People v. Green, 2014 IL App (3d) 120522 (August). Episode 021 (Duration 13:11)
A police interrogation in murder case is not recorded. So what happens in Illinois when the video recorder breaks down and the interrogation is not recorded?Subscribe: Apple | Google | Spotify | Android | RSS | Direct Download
Facts of the Case
In that case, the police find a women violently beat to death in her home. Her family immediately tells the police that her boyfriend is violent towards her. In fact, he had recently sent her a threatening text message.
Guess who the police want to talk to? After some cat and mouse stuff, the police eventually find Defendant in a van driving quickly away from the police. Defendant still has blood on him. Guess, who gets a ride to the police station for some questions?
By all accounts, the recording equipment simply malfunctions. The interrogation is not recorded. Defendant, of course, makes some incriminating statements.
Police Interrogation in Murder Case in Illinois
The applicable law here falls under the Illinois Compiled Statutes Code of Criminal Procedure section 725 ILCS 5/ 103-2.1(b). Surprisingly, the code does not use the language we would expect. One would expect to find the language “shall be” somewhere in a “requirement” section of law.
That’s not how this law is written up. Here is exactly what the code says:
“An oral, written, or sign language statement of an accused made as a result of a custodial interrogation conducted at a police station or other place of detention shall be presumed to be inadmissible as evidence against the accused in any criminal proceeding brought under [listed] Section …unless (1) an electronic recording is made of the custodial interrogation; and (2) the recording is substantially accurate and not intentionally altered.”
The law simply sets up a presumption of inadmissibility in all cases involving an interrogation of a murder suspect that is done without a recording. This presumption is slowly being broadened to include other listed charges.
This is not necessarily an outright ban of the interrogation as evidence.
What Happens When the Interrogation is not Recorded?
The code further states that:
“The presumption of inadmissibility of a statement made by a suspect at a custodial interrogation at a police station or other place of detention may be overcome by a preponderance of the evidence that the statement was voluntarily given and is reliable, based on the totality of the circumstances.”
So when a murder interrogation is not recorded, there is a presumption of inadmissibility as evidence of that statement.
However, if the prosecution can establish that the statements made in the interrogation were still voluntary then the statements can be admitted in evidence despite the fact that they were not recorded.
Very Familiar Law
The good news here, is that we are all familiar with the standard for admitting an unrecorded murder interrogation.
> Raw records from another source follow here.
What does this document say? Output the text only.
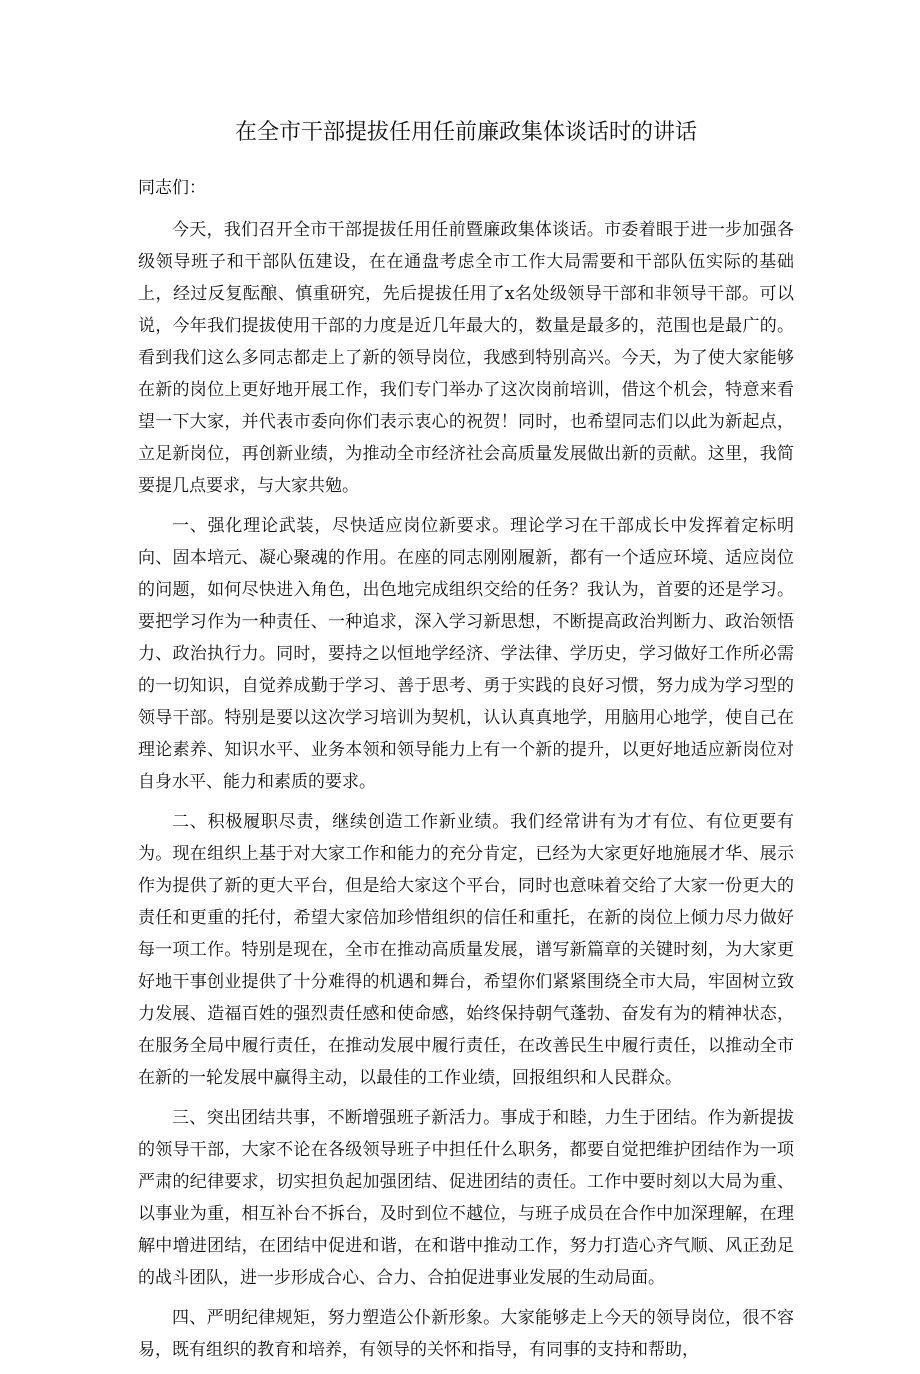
在全市干部提拔任用任前廉政集体谈话时的讲话

同志们：

今天，我们召开全市干部提拔任用任前暨廉政集体谈话。市委着眼于进一步加强各级领导班子和干部队伍建设，在在通盘考虑全市工作大局需要和干部队伍实际的基础上，经过反复酝酿、慎重研究，先后提拔任用了x名处级领导干部和非领导干部。可以说，今年我们提拔使用干部的力度是近几年最大的，数量是最多的，范围也是最广的。看到我们这么多同志都走上了新的领导岗位，我感到特别高兴。今天，为了使大家能够在新的岗位上更好地开展工作，我们专门举办了这次岗前培训，借这个机会，特意来看望一下大家，并代表市委向你们表示衷心的祝贺！同时，也希望同志们以此为新起点，立足新岗位，再创新业绩，为推动全市经济社会高质量发展做出新的贡献。这里，我简要提几点要求，与大家共勉。

一、强化理论武装，尽快适应岗位新要求。理论学习在干部成长中发挥着定标明向、固本培元、凝心聚魂的作用。在座的同志刚刚履新，都有一个适应环境、适应岗位的问题，如何尽快进入角色，出色地完成组织交给的任务？我认为，首要的还是学习。要把学习作为一种责任、一种追求，深入学习新思想，不断提高政治判断力、政治领悟力、政治执行力。同时，要持之以恒地学经济、学法律、学历史，学习做好工作所必需的一切知识，自觉养成勤于学习、善于思考、勇于实践的良好习惯，努力成为学习型的领导干部。特别是要以这次学习培训为契机，认认真真地学，用脑用心地学，使自己在理论素养、知识水平、业务本领和领导能力上有一个新的提升，以更好地适应新岗位对自身水平、能力和素质的要求。

二、积极履职尽责，继续创造工作新业绩。我们经常讲有为才有位、有位更要有为。现在组织上基于对大家工作和能力的充分肯定，已经为大家更好地施展才华、展示作为提供了新的更大平台，但是给大家这个平台，同时也意味着交给了大家一份更大的责任和更重的托付，希望大家倍加珍惜组织的信任和重托，在新的岗位上倾力尽力做好每一项工作。特别是现在，全市在推动高质量发展，谱写新篇章的关键时刻，为大家更好地干事创业提供了十分难得的机遇和舞台，希望你们紧紧围绕全市大局，牢固树立致力发展、造福百姓的强烈责任感和使命感，始终保持朝气蓬勃、奋发有为的精神状态，在服务全局中履行责任，在推动发展中履行责任，在改善民生中履行责任，以推动全市在新的一轮发展中赢得主动，以最佳的工作业绩，回报组织和人民群众。

三、突出团结共事，不断增强班子新活力。事成于和睦，力生于团结。作为新提拔的领导干部，大家不论在各级领导班子中担任什么职务，都要自觉把维护团结作为一项严肃的纪律要求，切实担负起加强团结、促进团结的责任。工作中要时刻以大局为重、以事业为重，相互补台不拆台，及时到位不越位，与班子成员在合作中加深理解，在理解中增进团结，在团结中促进和谐，在和谐中推动工作，努力打造心齐气顺、风正劲足的战斗团队，进一步形成合心、合力、合拍促进事业发展的生动局面。

四、严明纪律规矩，努力塑造公仆新形象。大家能够走上今天的领导岗位，很不容易，既有组织的教育和培养，有领导的关怀和指导，有同事的支持和帮助，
This is the ordinary voluntariness standard that we litigate anytime the defense files a motion to exclude a confession procured by coeression. That is a common motion.
The motion has the effect of the shifting the burden of proof that the statement was voluntarily given over to the state.
We all know all the case law dealing with voluntarily given statements. Nothing new here.
“The test for voluntariness of a statement is whether the defendant made the statement freely, voluntarily, and without compulsion or inducement of any sort, or whether the defendant’s will was overcome at the time he or she confessed.” People v. Gilliam, 172 Ill. 2d 484, 500 (1996).
We all have cases listing some of the appropriate factors:
- mental capacity
- physical condition at the time
- the legality
- duration and time frame
- advised of rights
- physical abuse
- mental abuse
- denial of family
- denial of attorney
In the case of an unrecorded interrogation, the court will also very carefully look at the reason that the interrogation was not recorded. Intentional violations of the requirement will be treated more harshly.
Results in This Case
The prosecution was able to overcome the presumption of inadmissibility against this defendant.
Question to Ponder
Hey, since the requirement of recorded interrogations is slowly being broadened to include other crimes such…
- Predatory criminal sexual assault of a child
- Aggravated arson
- Aggravated Kidnapping
- Aggravated Hijacking
- Home Invasion
- Aggravated Criminal Sexual Assault
- Armed Robbery
- Aggravated Battery
…isn’t it time to broaden this rule to all felonies?
Digital data storage and video recording equipment are at all time lows in terms of cost and ease of using. Aggravated battery is in the list of crimes we must record! Why don’t we just expand the rule to all felonies?